They Might All Go to the Moon

Murakami writes about an artist who flees to the mountains in “Killing Commendatore”. Early in the book, the artist throws his phone into a river. When his ex finally gets in touch with him, she complains that he wasn’t picking up his phone. It’s probably in the Japan Sea, he shrugs.

Can you name a more intoxicating feeling than throwing your phone in a river? I want you to imagine this, right now. The feeling of that slice of glass and metal, the warmth and the weight of it in your hand. You raise your arm and wind up, using muscles that have been dormant since you last played volleyball in gym class. Your shoulder might twinge. Maybe the phone slips a little as you release your grip at the top of the throw: the case is filmy with finger grease and lotion. You often dropped it in the bathroom because of this. But by now it’s a glass bird arcing then plummeting with an inelegant plop into the nearest body of water.

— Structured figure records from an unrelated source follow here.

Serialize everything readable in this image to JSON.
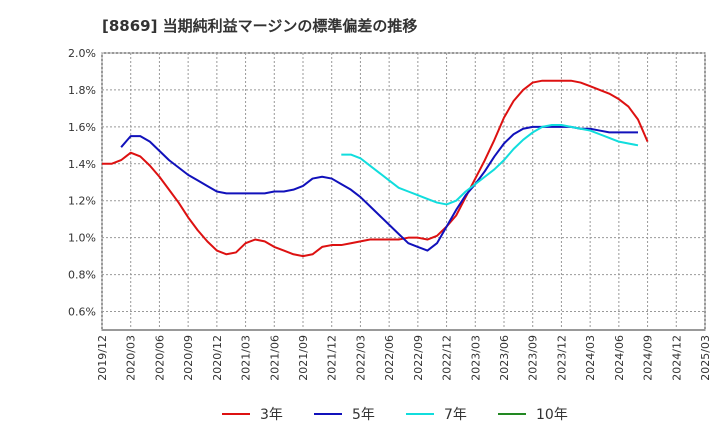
{
  "chart_data": {
    "type": "line",
    "title": "[8869]  当期純利益マージンの標準偏差の推移",
    "xlabel": "",
    "ylabel": "",
    "ylim": [
      0.5,
      2.0
    ],
    "yticks": [
      "0.6%",
      "0.8%",
      "1.0%",
      "1.2%",
      "1.4%",
      "1.6%",
      "1.8%",
      "2.0%"
    ],
    "ytick_values": [
      0.6,
      0.8,
      1.0,
      1.2,
      1.4,
      1.6,
      1.8,
      2.0
    ],
    "xticks": [
      "2019/12",
      "2020/03",
      "2020/06",
      "2020/09",
      "2020/12",
      "2021/03",
      "2021/06",
      "2021/09",
      "2021/12",
      "2022/03",
      "2022/06",
      "2022/09",
      "2022/12",
      "2023/03",
      "2023/06",
      "2023/09",
      "2023/12",
      "2024/03",
      "2024/06",
      "2024/09",
      "2024/12",
      "2025/03"
    ],
    "grid": true,
    "legend_position": "bottom",
    "series": [
      {
        "name": "3年",
        "color": "#dd1111",
        "start_index": 0,
        "values": [
          1.4,
          1.4,
          1.42,
          1.46,
          1.44,
          1.39,
          1.33,
          1.26,
          1.19,
          1.11,
          1.04,
          0.98,
          0.93,
          0.91,
          0.92,
          0.97,
          0.99,
          0.98,
          0.95,
          0.93,
          0.91,
          0.9,
          0.91,
          0.95,
          0.96,
          0.96,
          0.97,
          0.98,
          0.99,
          0.99,
          0.99,
          0.99,
          1.0,
          1.0,
          0.99,
          1.01,
          1.06,
          1.12,
          1.22,
          1.32,
          1.42,
          1.53,
          1.65,
          1.74,
          1.8,
          1.84,
          1.85,
          1.85,
          1.85,
          1.85,
          1.84,
          1.82,
          1.8,
          1.78,
          1.75,
          1.71,
          1.64,
          1.52
        ]
      },
      {
        "name": "5年",
        "color": "#1111bb",
        "start_index": 2,
        "values": [
          1.49,
          1.55,
          1.55,
          1.52,
          1.47,
          1.42,
          1.38,
          1.34,
          1.31,
          1.28,
          1.25,
          1.24,
          1.24,
          1.24,
          1.24,
          1.24,
          1.25,
          1.25,
          1.26,
          1.28,
          1.32,
          1.33,
          1.32,
          1.29,
          1.26,
          1.22,
          1.17,
          1.12,
          1.07,
          1.02,
          0.97,
          0.95,
          0.93,
          0.97,
          1.06,
          1.15,
          1.23,
          1.29,
          1.36,
          1.44,
          1.51,
          1.56,
          1.59,
          1.6,
          1.6,
          1.6,
          1.6,
          1.6,
          1.59,
          1.59,
          1.58,
          1.57,
          1.57,
          1.57,
          1.57
        ]
      },
      {
        "name": "7年",
        "color": "#11dddd",
        "start_index": 25,
        "values": [
          1.45,
          1.45,
          1.43,
          1.39,
          1.35,
          1.31,
          1.27,
          1.25,
          1.23,
          1.21,
          1.19,
          1.18,
          1.2,
          1.25,
          1.29,
          1.33,
          1.37,
          1.42,
          1.48,
          1.53,
          1.57,
          1.6,
          1.61,
          1.61,
          1.6,
          1.59,
          1.58,
          1.56,
          1.54,
          1.52,
          1.51,
          1.5
        ]
      },
      {
        "name": "10年",
        "color": "#228822",
        "start_index": 0,
        "values": []
      }
    ]
  }
}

It’s gone. Maybe the phone lights up with distress as the water sensors detect something is horribly wrong. But it’s too late.

How do you feel knowing that you cannot check if your ex viewed your latest post? How do you feel knowing that you can’t post about this moment to your followers because you have no other electronic device to soothe yourself? Are you twitching with distress? Are you wading into the river, sobbing, diving to the bottom and searching the slick stones of the riverbed?

Or are you smiling? Are you, at last, finally aware of what a robin sounds like at 2:30 on a Spring afternoon? Have you noticed the blooming tree on your street corner? Are you finally unreachable and now a living god?